Companies [must] reassess the importance of political risks in their decision making. In terms of their investment decisions about supply chains and locations, these political risks will feature more prominently. There will be an increased urge to assure the resilience of their supply chains as sanctions won’t be lifted anytime soon,” Pindyuk says.  

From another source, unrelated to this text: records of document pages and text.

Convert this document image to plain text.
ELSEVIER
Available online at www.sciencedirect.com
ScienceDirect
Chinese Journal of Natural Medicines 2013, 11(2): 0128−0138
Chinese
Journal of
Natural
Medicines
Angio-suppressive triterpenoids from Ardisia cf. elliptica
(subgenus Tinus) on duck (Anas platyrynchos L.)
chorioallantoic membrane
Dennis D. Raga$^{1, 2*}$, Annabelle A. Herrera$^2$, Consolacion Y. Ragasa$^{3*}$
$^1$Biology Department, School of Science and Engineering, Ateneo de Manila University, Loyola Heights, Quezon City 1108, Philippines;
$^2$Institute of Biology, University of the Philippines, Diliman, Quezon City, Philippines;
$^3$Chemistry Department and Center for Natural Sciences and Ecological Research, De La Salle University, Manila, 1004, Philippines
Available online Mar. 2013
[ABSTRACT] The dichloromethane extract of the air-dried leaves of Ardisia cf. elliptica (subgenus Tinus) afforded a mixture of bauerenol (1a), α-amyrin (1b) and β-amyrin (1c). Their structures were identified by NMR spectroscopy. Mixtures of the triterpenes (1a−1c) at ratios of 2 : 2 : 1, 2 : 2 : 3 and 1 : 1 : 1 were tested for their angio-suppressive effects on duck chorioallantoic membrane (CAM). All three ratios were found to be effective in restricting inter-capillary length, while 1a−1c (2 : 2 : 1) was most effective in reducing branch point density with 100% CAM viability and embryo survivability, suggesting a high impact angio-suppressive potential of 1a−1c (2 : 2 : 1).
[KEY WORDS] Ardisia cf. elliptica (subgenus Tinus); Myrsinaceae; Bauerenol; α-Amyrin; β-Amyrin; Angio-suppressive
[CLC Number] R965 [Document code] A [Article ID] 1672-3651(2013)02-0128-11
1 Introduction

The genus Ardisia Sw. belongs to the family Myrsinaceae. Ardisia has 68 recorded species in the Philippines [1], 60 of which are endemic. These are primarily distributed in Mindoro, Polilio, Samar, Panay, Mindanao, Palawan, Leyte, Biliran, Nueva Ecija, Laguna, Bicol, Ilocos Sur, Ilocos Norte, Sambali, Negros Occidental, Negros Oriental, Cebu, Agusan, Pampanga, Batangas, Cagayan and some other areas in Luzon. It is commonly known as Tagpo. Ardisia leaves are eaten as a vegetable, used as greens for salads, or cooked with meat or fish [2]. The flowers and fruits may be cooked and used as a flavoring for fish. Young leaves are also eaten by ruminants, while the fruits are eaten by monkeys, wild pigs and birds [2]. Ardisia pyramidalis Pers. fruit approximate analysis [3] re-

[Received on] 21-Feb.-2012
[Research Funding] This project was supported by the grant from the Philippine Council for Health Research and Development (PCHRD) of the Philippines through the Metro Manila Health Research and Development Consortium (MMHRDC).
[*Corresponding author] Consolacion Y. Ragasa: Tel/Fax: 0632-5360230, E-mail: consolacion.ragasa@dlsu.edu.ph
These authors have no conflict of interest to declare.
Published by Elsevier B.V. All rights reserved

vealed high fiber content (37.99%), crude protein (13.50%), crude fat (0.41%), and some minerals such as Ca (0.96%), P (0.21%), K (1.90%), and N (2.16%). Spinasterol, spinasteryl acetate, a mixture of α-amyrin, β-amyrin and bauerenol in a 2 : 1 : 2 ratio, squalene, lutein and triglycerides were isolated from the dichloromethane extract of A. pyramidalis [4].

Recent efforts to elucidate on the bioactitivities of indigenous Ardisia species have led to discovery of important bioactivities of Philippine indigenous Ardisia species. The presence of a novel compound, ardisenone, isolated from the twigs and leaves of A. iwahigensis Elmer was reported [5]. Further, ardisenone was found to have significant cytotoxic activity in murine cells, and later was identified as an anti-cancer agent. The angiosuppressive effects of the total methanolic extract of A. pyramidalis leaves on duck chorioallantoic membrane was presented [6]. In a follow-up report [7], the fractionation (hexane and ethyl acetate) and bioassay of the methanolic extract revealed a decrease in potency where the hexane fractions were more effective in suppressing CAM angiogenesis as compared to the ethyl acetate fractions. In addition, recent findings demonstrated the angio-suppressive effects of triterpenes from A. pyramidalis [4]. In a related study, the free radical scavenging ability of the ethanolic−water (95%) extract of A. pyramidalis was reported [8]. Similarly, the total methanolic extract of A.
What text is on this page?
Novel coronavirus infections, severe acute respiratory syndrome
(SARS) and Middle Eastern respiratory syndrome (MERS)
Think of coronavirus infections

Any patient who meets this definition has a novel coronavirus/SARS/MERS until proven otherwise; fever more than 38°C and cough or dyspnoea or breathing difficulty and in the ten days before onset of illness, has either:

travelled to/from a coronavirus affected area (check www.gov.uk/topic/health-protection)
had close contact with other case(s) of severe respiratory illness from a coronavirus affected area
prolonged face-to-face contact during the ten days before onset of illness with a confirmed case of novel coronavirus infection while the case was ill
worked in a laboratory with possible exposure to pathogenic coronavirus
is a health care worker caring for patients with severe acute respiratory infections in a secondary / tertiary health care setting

It seems there is a new Iron Curtain being raised in Europe. The position that Xi Jinping so far has taken should give all businesses a reason to reconsider their own activities around the globe, especially in China. There may be some reshoring but I don’t think it will [happen] quickly. I think we will see businesses resorting to Europe, America, and maybe South America. If Ukraine joins the EU, it would be a wonderful place to reshore part of your activities,” Mees adds. 

 

Emergency Financing Needed for Ukraine 

Ukraine has shifted to a war economy and needs emergency financing as long as the war lasts. “The majority of the population still resides in the country, and the macro-financial situation at the moment is remarkably resilient. This will not last long because about half of the enterprises have stopped operating. Salaries are not being paid; credits are not being repaid. Now, practically all the banks have introduced credit repayment holidays, but the quality of their assets is deteriorating rapidly,” Pindyuk says.  

When the war ends, Ukraine could benefit from extra military aid and a Marshall fund to get the country up and running again. Mees says it is important that a recovery fund be put in place in the EU similar to the one set up during the pandemic, “which will be financed by issuing euro bonds for all the member states.”   

In Ukraine, the GDP per capita is far below other countries that joined the EU. There’s momentum for Ukraine to eventually join the EU. If that happens, Ukraine will become an attractive place for investments,” Mees adds.  

 

Despite ongoing peace talks between Russia and Ukraine, the war shows no signs of ceasing. Furthermore, Russia is expected to be hit with tougher sanctions in light of recent atrocities. Only time will tell the economic toll these additional sanctions will have on businesses and consumers worldwide.